MR. Video: "MapReduce" is the Principle for Long Video Understanding
Ziqi Pang, Yu-Xiong Wang
2025-04-23
Summary
This paper talks about MR. Video, a new way of helping computers understand really long videos by breaking them into smaller pieces, analyzing each piece separately, and then combining the results to get a full understanding of the whole video.
What's the problem?
The problem is that most AI models struggle to make sense of long videos because there's just too much information to process all at once, and they often miss important details or connections between different parts of the video.
What's the solution?
To fix this, the researchers used a strategy inspired by MapReduce, a method from computer science that deals with big data. MR. Video splits long videos into short clips, processes each one on its own, and then merges what it learns from each clip to get a complete picture.
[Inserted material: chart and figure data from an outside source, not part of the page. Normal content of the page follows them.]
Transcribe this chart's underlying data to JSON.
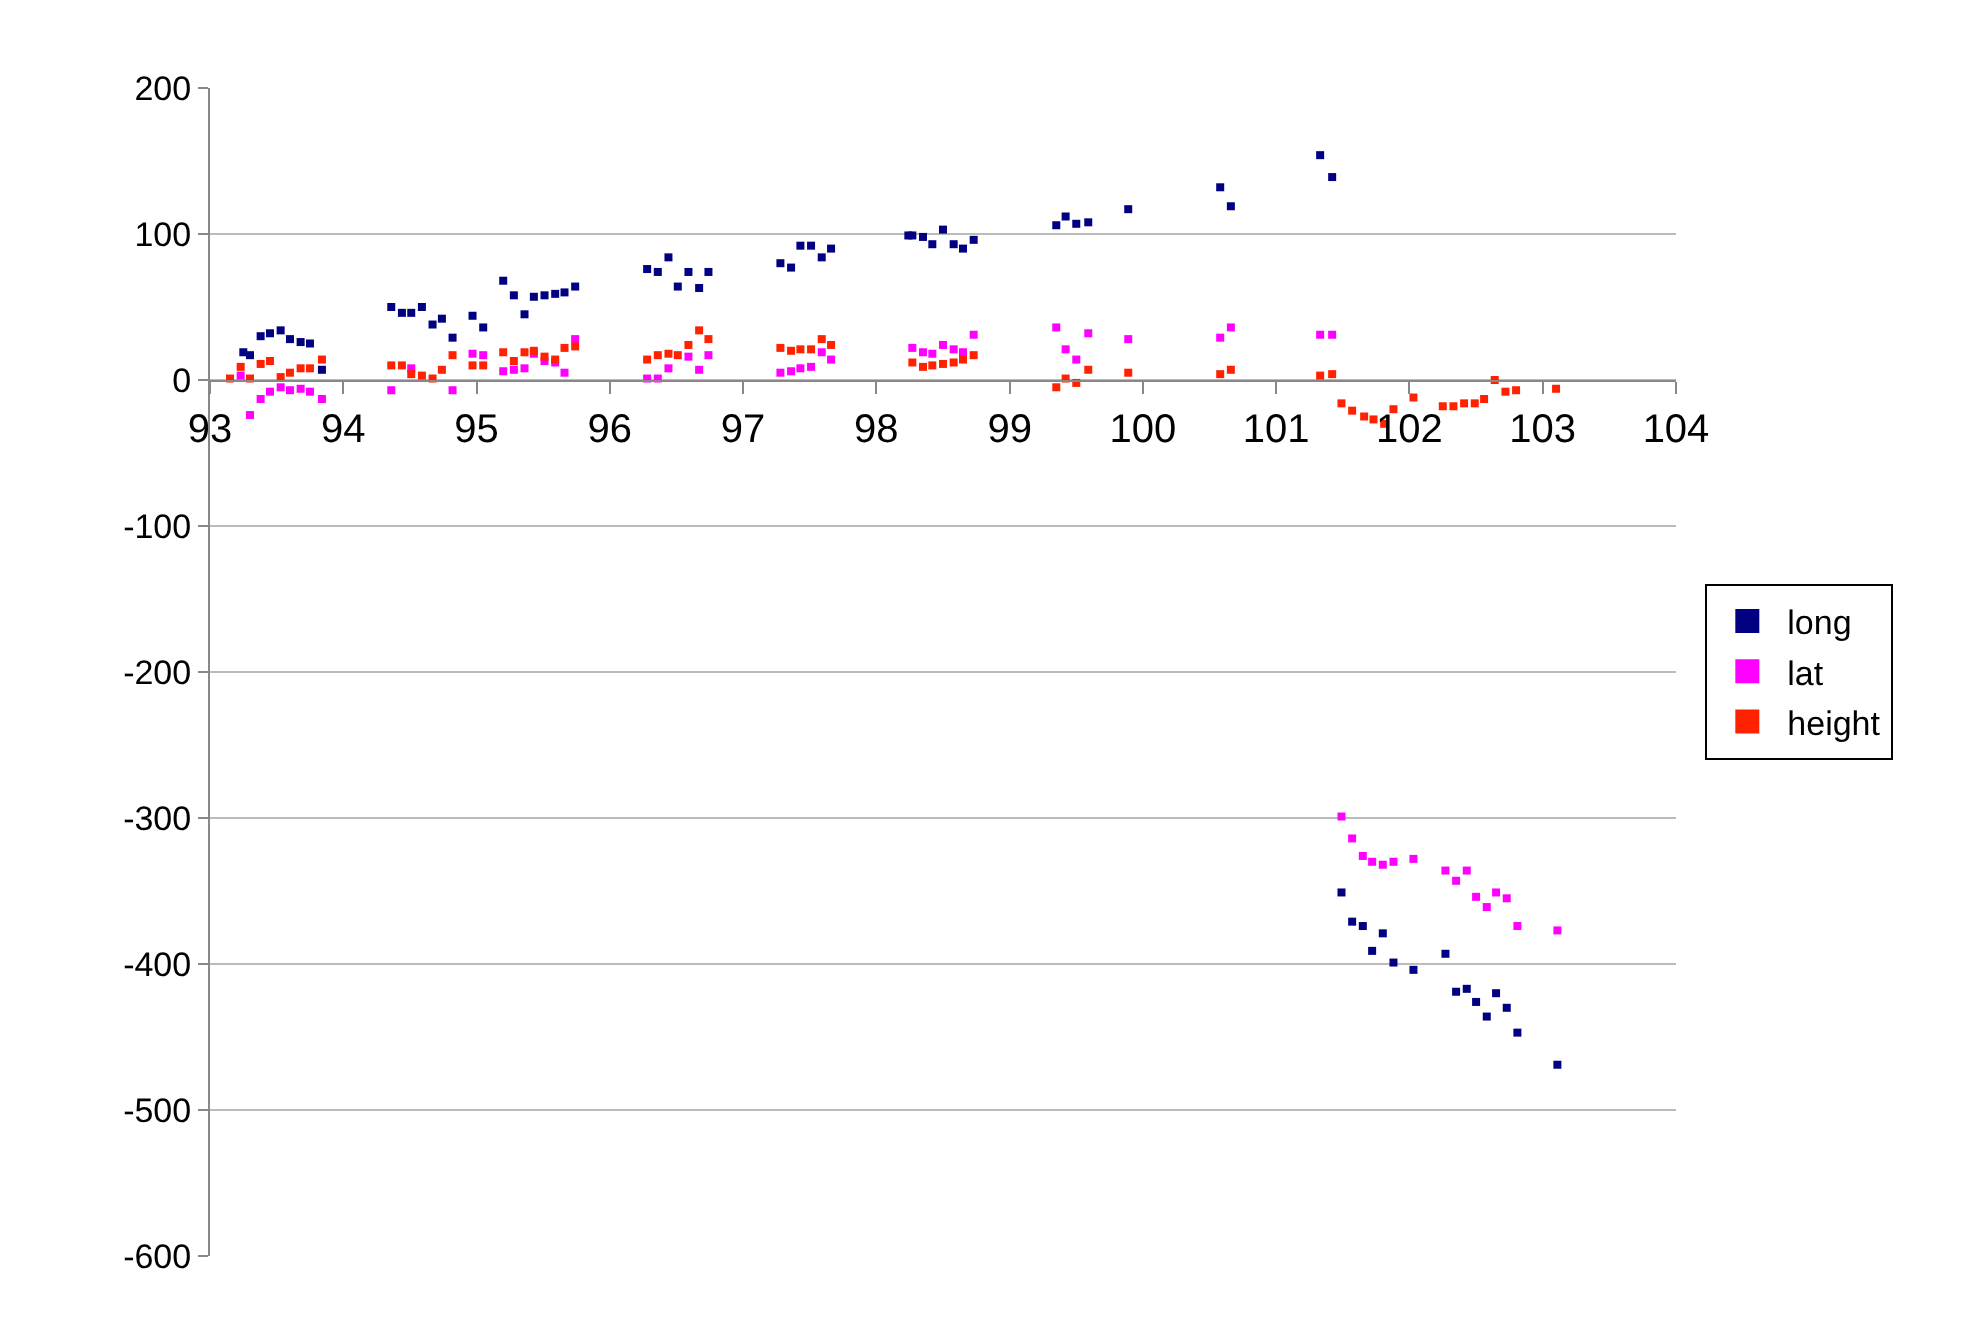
{
  "chart_data": {
    "type": "scatter",
    "xlim": [
      93,
      104
    ],
    "xticks": [
      93,
      94,
      95,
      96,
      97,
      98,
      99,
      100,
      101,
      102,
      103,
      104
    ],
    "ylim": [
      -600,
      200
    ],
    "yticks": [
      -600,
      -500,
      -400,
      -300,
      -200,
      -100,
      0,
      100,
      200
    ],
    "grid": "y",
    "legend": "right",
    "marker": "square",
    "series": [
      {
        "name": "long",
        "color": "#000080",
        "x": [
          93.25,
          93.3,
          93.38,
          93.45,
          93.53,
          93.6,
          93.68,
          93.75,
          93.84,
          94.36,
          94.44,
          94.51,
          94.59,
          94.67,
          94.74,
          94.82,
          94.97,
          95.05,
          95.2,
          95.28,
          95.36,
          95.43,
          95.51,
          95.59,
          95.66,
          95.74,
          96.28,
          96.36,
          96.44,
          96.51,
          96.59,
          96.67,
          96.74,
          97.28,
          97.36,
          97.43,
          97.51,
          97.59,
          97.66,
          98.24,
          98.27,
          98.35,
          98.42,
          98.5,
          98.58,
          98.65,
          98.73,
          99.35,
          99.42,
          99.5,
          99.59,
          99.89,
          100.58,
          100.66,
          101.33,
          101.42,
          101.49,
          101.57,
          101.65,
          101.72,
          101.8,
          101.88,
          102.03,
          102.27,
          102.35,
          102.43,
          102.5,
          102.58,
          102.65,
          102.73,
          102.81,
          103.11
        ],
        "values": [
          19,
          17,
          30,
          32,
          34,
          28,
          26,
          25,
          7,
          50,
          46,
          46,
          50,
          38,
          42,
          29,
          44,
          36,
          68,
          58,
          45,
          57,
          58,
          59,
          60,
          64,
          76,
          74,
          84,
          64,
          74,
          63,
          74,
          80,
          77,
          92,
          92,
          84,
          90,
          99,
          99,
          98,
          93,
          103,
          93,
          90,
          96,
          106,
          112,
          107,
          108,
          117,
          132,
          119,
          154,
          139,
          -351,
          -371,
          -374,
          -391,
          -379,
          -399,
          -404,
          -393,
          -419,
          -417,
          -426,
          -436,
          -420,
          -430,
          -447,
          -469
        ]
      },
      {
        "name": "lat",
        "color": "#ff00ff",
        "x": [
          93.23,
          93.3,
          93.38,
          93.45,
          93.53,
          93.6,
          93.68,
          93.75,
          93.84,
          94.36,
          94.51,
          94.82,
          94.97,
          95.05,
          95.2,
          95.28,
          95.36,
          95.43,
          95.51,
          95.59,
          95.66,
          95.74,
          96.28,
          96.36,
          96.44,
          96.59,
          96.67,
          96.74,
          97.28,
          97.36,
          97.43,
          97.51,
          97.59,
          97.66,
          98.27,
          98.35,
          98.42,
          98.5,
          98.58,
          98.65,
          98.73,
          99.35,
          99.42,
          99.5,
          99.59,
          99.89,
          100.58,
          100.66,
          101.33,
          101.42,
          101.49,
          101.57,
          101.65,
          101.72,
          101.8,
          101.88,
          102.03,
          102.27,
          102.35,
          102.43,
          102.5,
          102.58,
          102.65,
          102.73,
          102.81,
          103.11
        ],
        "values": [
          3,
          -24,
          -13,
          -8,
          -5,
          -7,
          -6,
          -8,
          -13,
          -7,
          8,
          -7,
          18,
          17,
          6,
          7,
          8,
          18,
          13,
          12,
          5,
          28,
          1,
          1,
          8,
          16,
          7,
          17,
          5,
          6,
          8,
          9,
          19,
          14,
          22,
          19,
          18,
          24,
          21,
          19,
          31,
          36,
          21,
          14,
          32,
          28,
          29,
          36,
          31,
          31,
          -299,
          -314,
          -326,
          -330,
          -332,
          -330,
          -328,
          -336,
          -343,
          -336,
          -354,
          -361,
          -351,
          -355,
          -374,
          -377
        ]
      },
      {
        "name": "height",
        "color": "#ff2200",
        "x": [
          93.15,
          93.23,
          93.3,
          93.38,
          93.45,
          93.53,
          93.6,
          93.68,
          93.75,
          93.84,
          94.36,
          94.44,
          94.51,
          94.59,
          94.67,
          94.74,
          94.82,
          94.97,
          95.05,
          95.2,
          95.28,
          95.36,
          95.43,
          95.51,
          95.59,
          95.66,
          95.74,
          96.28,
          96.36,
          96.44,
          96.51,
          96.59,
          96.67,
          96.74,
          97.28,
          97.36,
          97.43,
          97.51,
          97.59,
          97.66,
          98.27,
          98.35,
          98.42,
          98.5,
          98.58,
          98.65,
          98.73,
          99.35,
          99.42,
          99.5,
          99.59,
          99.89,
          100.58,
          100.66,
          101.33,
          101.42,
          101.49,
          101.57,
          101.66,
          101.73,
          101.81,
          101.88,
          102.03,
          102.25,
          102.33,
          102.41,
          102.49,
          102.56,
          102.64,
          102.72,
          102.8,
          103.1
        ],
        "values": [
          1,
          9,
          1,
          11,
          13,
          2,
          5,
          8,
          8,
          14,
          10,
          10,
          4,
          3,
          1,
          7,
          17,
          10,
          10,
          19,
          13,
          19,
          20,
          16,
          14,
          22,
          23,
          14,
          17,
          18,
          17,
          24,
          34,
          28,
          22,
          20,
          21,
          21,
          28,
          24,
          12,
          9,
          10,
          11,
          12,
          14,
          17,
          -5,
          1,
          -2,
          7,
          5,
          4,
          7,
          3,
          4,
          -16,
          -21,
          -25,
          -27,
          -30,
          -20,
          -12,
          -18,
          -18,
          -16,
          -16,
          -13,
          0,
          -8,
          -7,
          -6
        ]
      }
    ]
  }
}
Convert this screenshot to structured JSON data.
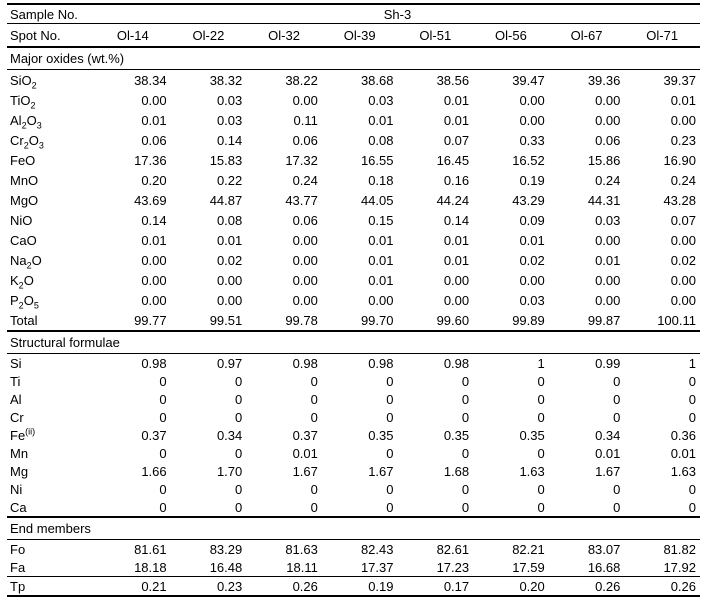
{
  "table": {
    "sample_label": "Sample No.",
    "sample_value": "Sh-3",
    "spot_label": "Spot No.",
    "spots": [
      "Ol-14",
      "Ol-22",
      "Ol-32",
      "Ol-39",
      "Ol-51",
      "Ol-56",
      "Ol-67",
      "Ol-71"
    ],
    "text_color": "#000000",
    "rule_color": "#000000",
    "sections": [
      {
        "title": "Major oxides (wt.%)",
        "rows": [
          {
            "label": "SiO_2",
            "values": [
              "38.34",
              "38.32",
              "38.22",
              "38.68",
              "38.56",
              "39.47",
              "39.36",
              "39.37"
            ]
          },
          {
            "label": "TiO_2",
            "values": [
              "0.00",
              "0.03",
              "0.00",
              "0.03",
              "0.01",
              "0.00",
              "0.00",
              "0.01"
            ]
          },
          {
            "label": "Al_2O_3",
            "values": [
              "0.01",
              "0.03",
              "0.11",
              "0.01",
              "0.01",
              "0.00",
              "0.00",
              "0.00"
            ]
          },
          {
            "label": "Cr_2O_3",
            "values": [
              "0.06",
              "0.14",
              "0.06",
              "0.08",
              "0.07",
              "0.33",
              "0.06",
              "0.23"
            ]
          },
          {
            "label": "FeO",
            "values": [
              "17.36",
              "15.83",
              "17.32",
              "16.55",
              "16.45",
              "16.52",
              "15.86",
              "16.90"
            ]
          },
          {
            "label": "MnO",
            "values": [
              "0.20",
              "0.22",
              "0.24",
              "0.18",
              "0.16",
              "0.19",
              "0.24",
              "0.24"
            ]
          },
          {
            "label": "MgO",
            "values": [
              "43.69",
              "44.87",
              "43.77",
              "44.05",
              "44.24",
              "43.29",
              "44.31",
              "43.28"
            ]
          },
          {
            "label": "NiO",
            "values": [
              "0.14",
              "0.08",
              "0.06",
              "0.15",
              "0.14",
              "0.09",
              "0.03",
              "0.07"
            ]
          },
          {
            "label": "CaO",
            "values": [
              "0.01",
              "0.01",
              "0.00",
              "0.01",
              "0.01",
              "0.01",
              "0.00",
              "0.00"
            ]
          },
          {
            "label": "Na_2O",
            "values": [
              "0.00",
              "0.02",
              "0.00",
              "0.01",
              "0.01",
              "0.02",
              "0.01",
              "0.02"
            ]
          },
          {
            "label": "K_2O",
            "values": [
              "0.00",
              "0.00",
              "0.00",
              "0.01",
              "0.00",
              "0.00",
              "0.00",
              "0.00"
            ]
          },
          {
            "label": "P_2O_5",
            "values": [
              "0.00",
              "0.00",
              "0.00",
              "0.00",
              "0.00",
              "0.03",
              "0.00",
              "0.00"
            ]
          },
          {
            "label": "Total",
            "values": [
              "99.77",
              "99.51",
              "99.78",
              "99.70",
              "99.60",
              "99.89",
              "99.87",
              "100.11"
            ]
          }
        ]
      },
      {
        "title": "Structural formulae",
        "rows": [
          {
            "label": "Si",
            "values": [
              "0.98",
              "0.97",
              "0.98",
              "0.98",
              "0.98",
              "1",
              "0.99",
              "1"
            ]
          },
          {
            "label": "Ti",
            "values": [
              "0",
              "0",
              "0",
              "0",
              "0",
              "0",
              "0",
              "0"
            ]
          },
          {
            "label": "Al",
            "values": [
              "0",
              "0",
              "0",
              "0",
              "0",
              "0",
              "0",
              "0"
            ]
          },
          {
            "label": "Cr",
            "values": [
              "0",
              "0",
              "0",
              "0",
              "0",
              "0",
              "0",
              "0"
            ]
          },
          {
            "label": "Fe^(ii)",
            "values": [
              "0.37",
              "0.34",
              "0.37",
              "0.35",
              "0.35",
              "0.35",
              "0.34",
              "0.36"
            ]
          },
          {
            "label": "Mn",
            "values": [
              "0",
              "0",
              "0.01",
              "0",
              "0",
              "0",
              "0.01",
              "0.01"
            ]
          },
          {
            "label": "Mg",
            "values": [
              "1.66",
              "1.70",
              "1.67",
              "1.67",
              "1.68",
              "1.63",
              "1.67",
              "1.63"
            ]
          },
          {
            "label": "Ni",
            "values": [
              "0",
              "0",
              "0",
              "0",
              "0",
              "0",
              "0",
              "0"
            ]
          },
          {
            "label": "Ca",
            "values": [
              "0",
              "0",
              "0",
              "0",
              "0",
              "0",
              "0",
              "0"
            ]
          }
        ]
      },
      {
        "title": "End members",
        "rows": [
          {
            "label": "Fo",
            "values": [
              "81.61",
              "83.29",
              "81.63",
              "82.43",
              "82.61",
              "82.21",
              "83.07",
              "81.82"
            ]
          },
          {
            "label": "Fa",
            "values": [
              "18.18",
              "16.48",
              "18.11",
              "17.37",
              "17.23",
              "17.59",
              "16.68",
              "17.92"
            ],
            "rule_below": true
          },
          {
            "label": "Tp",
            "values": [
              "0.21",
              "0.23",
              "0.26",
              "0.19",
              "0.17",
              "0.20",
              "0.26",
              "0.26"
            ]
          }
        ]
      }
    ]
  }
}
This approach helps the model keep track of both the details and the bigger story in the video.
Why it matters?
This is important because it means AI can now handle much longer and more complex videos, making it more useful for things like video search, summarizing movies, or even analyzing security footage. MR. Video outperforms other leading models, showing that this method is a big step forward for video understanding.
Abstract
MR. Video, a MapReduce-based framework, enhances long video understanding by independently processing short video clips and aggregating information, outperforming VLMs and video agents on LVBench.